Большой ростовец, услышав ответ, опять вскипел, но еще удара не последовало.
— Что ж ты нас за татей лесных держишь?
— Посмотри на своих друзей — на кого они похожи? — поднял голову Лесоок.
Капю было противно на него смотреть. Чтобы не превратить допрос в избиение беззащитного, отошел в сторону и сказал своим:
— Расслабсь, браты. Торопиться некуда. Все одно Витея ждать… Послушай, лесное рыло! — обратился он к Лесооку. — Я с этими татями предел свой бороню, поганых окрест гоняю! Наши воровские лики немало клевцов острых и ненасытных с русской стороны отваживают!
— Что ж ты баб по лесу ловишь? — зло посмотрел на него Лесоок.
— Ах ты дитка смурной! — Капь подбежал к вождю, за шиворот подтянул к себе, уперся глазами в глаза. — Я за золотишком сюда прибыл, которое ты днями и ночами сбираешь у съеденных волками русичей и купцов, ехавших к нам. Сам ты тать, вор, пес!
Он принялся дубасить вождя кулаком в лицо, другой крепко держа, дабы не отпадал.

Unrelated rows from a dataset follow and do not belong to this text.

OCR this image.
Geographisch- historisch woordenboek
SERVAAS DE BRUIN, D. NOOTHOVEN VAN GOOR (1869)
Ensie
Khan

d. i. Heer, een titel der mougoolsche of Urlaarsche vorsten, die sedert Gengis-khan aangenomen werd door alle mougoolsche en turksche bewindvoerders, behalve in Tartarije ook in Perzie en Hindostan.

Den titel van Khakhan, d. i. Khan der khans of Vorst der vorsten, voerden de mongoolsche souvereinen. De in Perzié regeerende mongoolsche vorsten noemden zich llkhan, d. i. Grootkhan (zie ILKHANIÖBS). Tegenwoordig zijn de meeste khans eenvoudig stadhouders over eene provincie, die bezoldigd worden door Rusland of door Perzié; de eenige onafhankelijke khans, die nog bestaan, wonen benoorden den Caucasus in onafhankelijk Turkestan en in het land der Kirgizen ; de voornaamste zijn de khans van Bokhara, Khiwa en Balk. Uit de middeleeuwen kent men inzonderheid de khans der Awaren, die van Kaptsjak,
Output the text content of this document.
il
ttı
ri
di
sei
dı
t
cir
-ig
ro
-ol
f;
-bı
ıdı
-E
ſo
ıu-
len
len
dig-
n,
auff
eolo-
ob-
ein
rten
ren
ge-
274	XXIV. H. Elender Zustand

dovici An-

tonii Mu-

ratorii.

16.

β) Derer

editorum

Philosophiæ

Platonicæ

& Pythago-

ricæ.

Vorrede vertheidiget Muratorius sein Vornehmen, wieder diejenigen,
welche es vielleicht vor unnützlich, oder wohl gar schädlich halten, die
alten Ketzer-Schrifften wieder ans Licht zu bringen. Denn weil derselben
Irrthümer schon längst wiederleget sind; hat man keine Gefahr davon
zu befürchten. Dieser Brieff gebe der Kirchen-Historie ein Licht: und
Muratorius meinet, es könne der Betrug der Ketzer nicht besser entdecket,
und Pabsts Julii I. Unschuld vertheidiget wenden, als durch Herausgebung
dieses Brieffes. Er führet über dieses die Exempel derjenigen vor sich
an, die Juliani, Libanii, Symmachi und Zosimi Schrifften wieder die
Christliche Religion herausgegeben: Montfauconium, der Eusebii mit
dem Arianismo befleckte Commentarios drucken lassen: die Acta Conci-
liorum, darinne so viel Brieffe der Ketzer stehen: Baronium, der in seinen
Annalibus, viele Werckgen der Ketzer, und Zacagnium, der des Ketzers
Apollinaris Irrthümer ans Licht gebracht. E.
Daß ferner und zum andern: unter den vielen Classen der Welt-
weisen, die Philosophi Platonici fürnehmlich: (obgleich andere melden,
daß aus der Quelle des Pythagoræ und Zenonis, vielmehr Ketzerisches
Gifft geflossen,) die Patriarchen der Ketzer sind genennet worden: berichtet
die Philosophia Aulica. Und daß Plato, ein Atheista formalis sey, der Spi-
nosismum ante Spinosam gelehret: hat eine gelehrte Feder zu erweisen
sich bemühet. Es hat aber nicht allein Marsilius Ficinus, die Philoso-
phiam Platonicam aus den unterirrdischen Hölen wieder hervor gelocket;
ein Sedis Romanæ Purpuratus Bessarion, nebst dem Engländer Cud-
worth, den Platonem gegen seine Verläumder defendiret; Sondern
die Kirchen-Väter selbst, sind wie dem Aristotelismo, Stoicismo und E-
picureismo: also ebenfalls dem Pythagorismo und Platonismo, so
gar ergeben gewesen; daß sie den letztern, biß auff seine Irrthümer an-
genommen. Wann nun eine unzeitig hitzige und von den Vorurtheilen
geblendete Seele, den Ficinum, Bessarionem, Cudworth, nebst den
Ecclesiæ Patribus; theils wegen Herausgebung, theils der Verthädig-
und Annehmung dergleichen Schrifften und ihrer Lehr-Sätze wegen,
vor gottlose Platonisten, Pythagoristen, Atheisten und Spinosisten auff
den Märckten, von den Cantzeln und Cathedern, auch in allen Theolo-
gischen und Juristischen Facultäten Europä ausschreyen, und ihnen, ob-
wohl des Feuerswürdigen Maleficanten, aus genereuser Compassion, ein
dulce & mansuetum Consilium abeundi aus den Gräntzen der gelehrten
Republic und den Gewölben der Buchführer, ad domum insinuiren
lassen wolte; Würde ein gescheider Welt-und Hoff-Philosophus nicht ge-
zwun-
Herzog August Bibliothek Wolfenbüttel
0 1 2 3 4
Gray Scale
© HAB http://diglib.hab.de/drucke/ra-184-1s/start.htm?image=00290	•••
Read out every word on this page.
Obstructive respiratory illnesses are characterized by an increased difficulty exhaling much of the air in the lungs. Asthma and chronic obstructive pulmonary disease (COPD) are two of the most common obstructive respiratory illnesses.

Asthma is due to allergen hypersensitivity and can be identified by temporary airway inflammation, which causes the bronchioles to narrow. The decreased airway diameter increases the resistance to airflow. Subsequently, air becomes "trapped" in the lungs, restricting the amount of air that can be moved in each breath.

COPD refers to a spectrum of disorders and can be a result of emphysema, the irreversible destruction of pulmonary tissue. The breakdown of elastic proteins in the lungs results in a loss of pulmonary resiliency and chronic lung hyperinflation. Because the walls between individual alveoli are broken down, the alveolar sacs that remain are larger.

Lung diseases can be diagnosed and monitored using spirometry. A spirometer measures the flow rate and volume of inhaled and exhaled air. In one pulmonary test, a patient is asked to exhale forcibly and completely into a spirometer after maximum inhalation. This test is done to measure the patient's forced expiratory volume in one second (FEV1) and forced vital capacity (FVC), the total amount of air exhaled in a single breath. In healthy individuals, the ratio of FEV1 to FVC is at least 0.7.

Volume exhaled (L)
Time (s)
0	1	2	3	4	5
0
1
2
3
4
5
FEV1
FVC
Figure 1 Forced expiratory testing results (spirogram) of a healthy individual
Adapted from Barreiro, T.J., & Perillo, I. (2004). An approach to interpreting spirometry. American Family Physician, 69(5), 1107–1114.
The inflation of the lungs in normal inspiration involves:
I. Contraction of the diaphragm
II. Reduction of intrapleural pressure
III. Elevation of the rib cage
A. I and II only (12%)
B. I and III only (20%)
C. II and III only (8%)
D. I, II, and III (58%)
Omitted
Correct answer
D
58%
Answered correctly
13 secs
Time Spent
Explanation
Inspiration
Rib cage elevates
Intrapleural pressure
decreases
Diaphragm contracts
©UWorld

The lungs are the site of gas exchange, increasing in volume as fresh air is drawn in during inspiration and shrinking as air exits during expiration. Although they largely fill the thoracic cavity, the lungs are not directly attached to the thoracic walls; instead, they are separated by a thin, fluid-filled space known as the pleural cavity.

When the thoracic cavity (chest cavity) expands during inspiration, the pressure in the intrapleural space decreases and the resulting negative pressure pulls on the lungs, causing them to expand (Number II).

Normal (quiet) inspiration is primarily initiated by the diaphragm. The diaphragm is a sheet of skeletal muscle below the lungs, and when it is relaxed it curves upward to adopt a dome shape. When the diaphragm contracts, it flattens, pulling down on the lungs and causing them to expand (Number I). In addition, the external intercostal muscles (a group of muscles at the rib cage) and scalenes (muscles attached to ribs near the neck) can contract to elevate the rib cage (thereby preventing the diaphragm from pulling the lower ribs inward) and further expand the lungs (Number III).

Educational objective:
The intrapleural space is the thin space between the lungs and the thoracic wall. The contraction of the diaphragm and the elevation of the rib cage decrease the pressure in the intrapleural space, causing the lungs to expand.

Ростовцы, видя неладное, подскочили к рассвирепевшему вою, схватили за руки, свалили на пол. Упал с изуродованным лицом и Лесоок. Капь продолжал уличать:
— Если б ты знал, паскудник, скоко мы нерусей приволжских в пучине утопили, чтобы тьму баб — и ваших, и наших — за море не уволокли!.. — Вепрем рвался к обидчику, но на нем висели. — Да коли б не мы, и вашего б брата на нивы Хвалыни и Хозарии переселили. Греб бы сейчас на посудине, узами опутанный!.. Что молчишь, морда деревянная?.. И не знамо, сидел бы ты тута у костерка — под титями своих баб!.. Ах, убью блуду!.. — Он порывался встать, но его успокаивали. — Пустите, пустите! — попросил он поспокойней, но ему все еще не верили, держали, не пуская к лежавшему в луже своей крови Лесооку.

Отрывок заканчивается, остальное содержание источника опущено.